Dad could be single-minded, and my mother could be naive. She boarded with an older couple from church, and somehow it came about that Dad would go over there and have Bible studies with her on a regular basis. Despite the fact that he had asked her out earlier, it somehow didn’t seem to occur to her that he may have any ulterior motives. (Has anyone else had such unusual parents?)

Needless to say, the relationship did not remain Platonic. (In fact, Dad never quoted any Socrates at all.) He finally got her to go out with him.

Even at that, though, it still remains a curiosity that he got a second date, as his first attempt was to take her to the local dump to rummage around. (Yes, you read that right.) She demanded to leave, asking, “What kind of girl do you think I am?”

If you think that’s humourous, it should be kept in mind that in married life, dump rummaging was sometimes an almost regular activity, nearly as appealing as going garage saling. (As an aside, I didn’t usually enjoy it all that much myself – and I’ve never been a garage sale hound to the degree my parents were – but on one occasion I did find an antique miniature vase that managed to net me $17, which wasn’t bad for a young kid without an allowance. Well, in the mid-1970s, anyway.)

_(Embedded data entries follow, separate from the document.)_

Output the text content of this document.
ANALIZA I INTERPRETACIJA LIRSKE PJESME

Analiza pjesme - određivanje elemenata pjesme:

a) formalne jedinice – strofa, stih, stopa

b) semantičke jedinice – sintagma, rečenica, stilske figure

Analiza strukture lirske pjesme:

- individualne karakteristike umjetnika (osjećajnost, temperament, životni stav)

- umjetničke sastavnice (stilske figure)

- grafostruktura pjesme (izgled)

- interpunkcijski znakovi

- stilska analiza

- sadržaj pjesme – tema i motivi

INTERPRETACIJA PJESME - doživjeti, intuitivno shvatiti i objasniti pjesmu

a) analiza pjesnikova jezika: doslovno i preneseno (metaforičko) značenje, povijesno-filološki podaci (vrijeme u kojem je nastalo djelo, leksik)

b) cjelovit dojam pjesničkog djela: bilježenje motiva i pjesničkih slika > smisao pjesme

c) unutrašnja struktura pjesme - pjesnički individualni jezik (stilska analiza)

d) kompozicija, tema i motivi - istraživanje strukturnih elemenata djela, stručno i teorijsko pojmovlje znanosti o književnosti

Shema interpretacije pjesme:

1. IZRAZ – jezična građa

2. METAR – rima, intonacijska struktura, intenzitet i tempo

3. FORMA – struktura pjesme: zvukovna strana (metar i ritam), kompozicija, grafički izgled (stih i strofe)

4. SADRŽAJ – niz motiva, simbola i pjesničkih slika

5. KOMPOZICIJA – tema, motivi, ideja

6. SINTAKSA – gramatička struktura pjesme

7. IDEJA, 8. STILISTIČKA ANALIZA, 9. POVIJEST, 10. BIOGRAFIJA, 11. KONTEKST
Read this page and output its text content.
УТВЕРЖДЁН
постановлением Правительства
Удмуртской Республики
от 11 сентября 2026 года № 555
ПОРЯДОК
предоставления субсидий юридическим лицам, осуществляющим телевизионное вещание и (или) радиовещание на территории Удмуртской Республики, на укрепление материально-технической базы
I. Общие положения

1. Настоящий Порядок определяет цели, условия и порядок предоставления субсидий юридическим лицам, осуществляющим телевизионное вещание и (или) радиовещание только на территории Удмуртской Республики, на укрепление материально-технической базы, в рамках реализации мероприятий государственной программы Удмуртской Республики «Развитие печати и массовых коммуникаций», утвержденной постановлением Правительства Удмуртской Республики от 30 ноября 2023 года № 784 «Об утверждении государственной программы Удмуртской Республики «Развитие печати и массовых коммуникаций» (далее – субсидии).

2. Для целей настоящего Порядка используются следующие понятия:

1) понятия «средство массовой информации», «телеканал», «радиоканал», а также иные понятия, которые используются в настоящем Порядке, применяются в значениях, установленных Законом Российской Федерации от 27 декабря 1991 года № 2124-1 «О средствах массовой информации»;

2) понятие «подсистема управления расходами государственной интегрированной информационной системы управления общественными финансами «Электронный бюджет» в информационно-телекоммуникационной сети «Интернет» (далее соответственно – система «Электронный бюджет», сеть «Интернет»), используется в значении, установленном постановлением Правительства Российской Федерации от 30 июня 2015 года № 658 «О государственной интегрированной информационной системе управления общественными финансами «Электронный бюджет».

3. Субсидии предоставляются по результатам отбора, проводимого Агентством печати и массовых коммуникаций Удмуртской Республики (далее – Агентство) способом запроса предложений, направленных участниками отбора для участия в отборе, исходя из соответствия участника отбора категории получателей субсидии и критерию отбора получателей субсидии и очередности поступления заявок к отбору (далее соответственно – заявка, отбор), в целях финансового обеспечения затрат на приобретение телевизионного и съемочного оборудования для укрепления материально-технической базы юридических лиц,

Yes, my Dad was a regular Mel Gibson who knew just what women want.

But, for all that, she married him, even though she had long maintained she didn’t need a husband. She lived relatively modestly and took care of herself on her teacher’s salary. How a stable farmgirl from Saskatchewan who had nearly reached midlife came to say “Yes” to someone with the rootlessness, artlessness, and, well… tactlessness of my Dad is one of life’s great puzzles.

But once upon a time, it really happened.